GRAPHS AND NETWORKS - 2017/8

Module code: MAT3043

Module provider

Mathematics

Module Leader

SKELDON A Dr (Maths)

Number of Credits

15

ECT Credits

7.5

Framework

FHEQ Level 6

JACs code

G150

Module cap (Maximum number of students)

N/A

Module Availability

Semester 2

Overall student workload

Assessment pattern

Assessment type Unit of assessment Weighting
School-timetabled exam/test IN-SEMESTER TEST 20%
Examination EXAMINATION 80%

Alternative Assessment

N/A

Prerequisites / Co-requisites

None

Module overview

Graph theory is an aesthetically appealing branch of pure mathematics with strong links to other areas of mathematics (combinatorics, algebra, topology, probability, optimisation and numerics) and well developed applications to a wide range of other disciplines (including operations research, chemistry, systems biology, statistical mechanics and quantum field theory). This module provides an introduction to graph theory. There is an emphasis on theorems and proofs.

Module aims

This module aims to provide an introduction to graph theory, motivated and illustrated by applications to the life, physical and social sciences and to business.  

Learning outcomes

Attributes Developed
Demonstrate understanding of the language and proof techniques used in elementary graph theory KC
Apply methods from combinatorics, linear algebra and topology to graphs KCT
Apply graph theoretical methods and techniques to network optimisation problems;  CT
Demonstrate an elementary knowledge of a range of applications of graph theory to the life, physical and social sciences and to business.  CPT

Attributes Developed

C - Cognitive/analytical

K - Subject knowledge

T - Transferable skills

P - Professional/Practical skills

Module content

Indicative content includes:


The language of graph theory;
Elementary results on paths, cycles, trees, cut-sets, Hamiltonian and Eulerian graphs;
Examples from enumerative theory, including Cayley’s theorem on trees;
Graphs embedded in surfaces; the genus of a graph;
Spectral methods: the adjacency and Laplacian matrices;
Graph polynomials, colourings and Ising / Potts models;
Network route and flow optimisation problems;
Applications to Markov chains and decision processes;
Introduction to flux balance and related methods in systems biology;
Examples and properties of small world and scale free networks.       


            

Methods of Teaching / Learning

The learning and teaching strategy is designed to:

Equip students with the knowledge, practical experience and confidence to apply the techniques of Graph Theory to abstract and practical problems.

 

The learning and teaching methods include:

3 hours of lectures and tutorials per week for 11 weeks. Learning takes place through lectures, tutorials, exercises, coursework, tests and background reading.

Assessment Strategy

The assessment strategy is designed to provide students with the opportunity to demonstrate:

That they have learned the basic material in the field, and are able to apply it to examples and problems.

 

Thus, the summative assessment for this module consists of:



In-semester test. Constitutes 20% of the final mark.

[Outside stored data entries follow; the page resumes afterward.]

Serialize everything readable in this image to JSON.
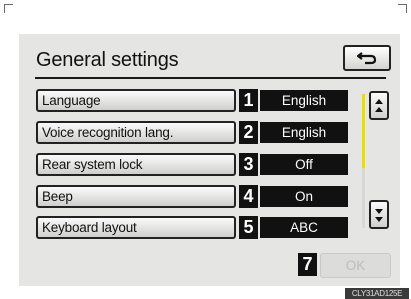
{
  "header": {
    "title": "General settings",
    "back_icon": "back-arrow-icon"
  },
  "settings": [
    {
      "label": "Language",
      "number": "1",
      "value": "English"
    },
    {
      "label": "Voice recognition lang.",
      "number": "2",
      "value": "English"
    },
    {
      "label": "Rear system lock",
      "number": "3",
      "value": "Off"
    },
    {
      "label": "Beep",
      "number": "4",
      "value": "On"
    },
    {
      "label": "Keyboard layout",
      "number": "5",
      "value": "ABC"
    }
  ],
  "scroll": {
    "up_icon": "scroll-up-arrows-icon",
    "down_icon": "scroll-down-arrows-icon",
    "thumb_color": "#e8e000"
  },
  "footer": {
    "ok_number": "7",
    "ok_label": "OK"
  },
  "image_code": "CLY31AD125E"
}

Final Examination, 2 hours, end of Semester. Constitutes 80% of final mark.

 

Formative assessment and feedback



Students will receive verbal feedback in tutorials. There will also be unassessed coursework on which students will receive written feedback

 

Reading list

Reading list for GRAPHS AND NETWORKS : http://aspire.surrey.ac.uk/modules/mat3043

Please note that the information detailed within this record is accurate at the time of publishing and may be subject to change. This record contains information for the most up to date version of the programme / module for the 2017/8 academic year.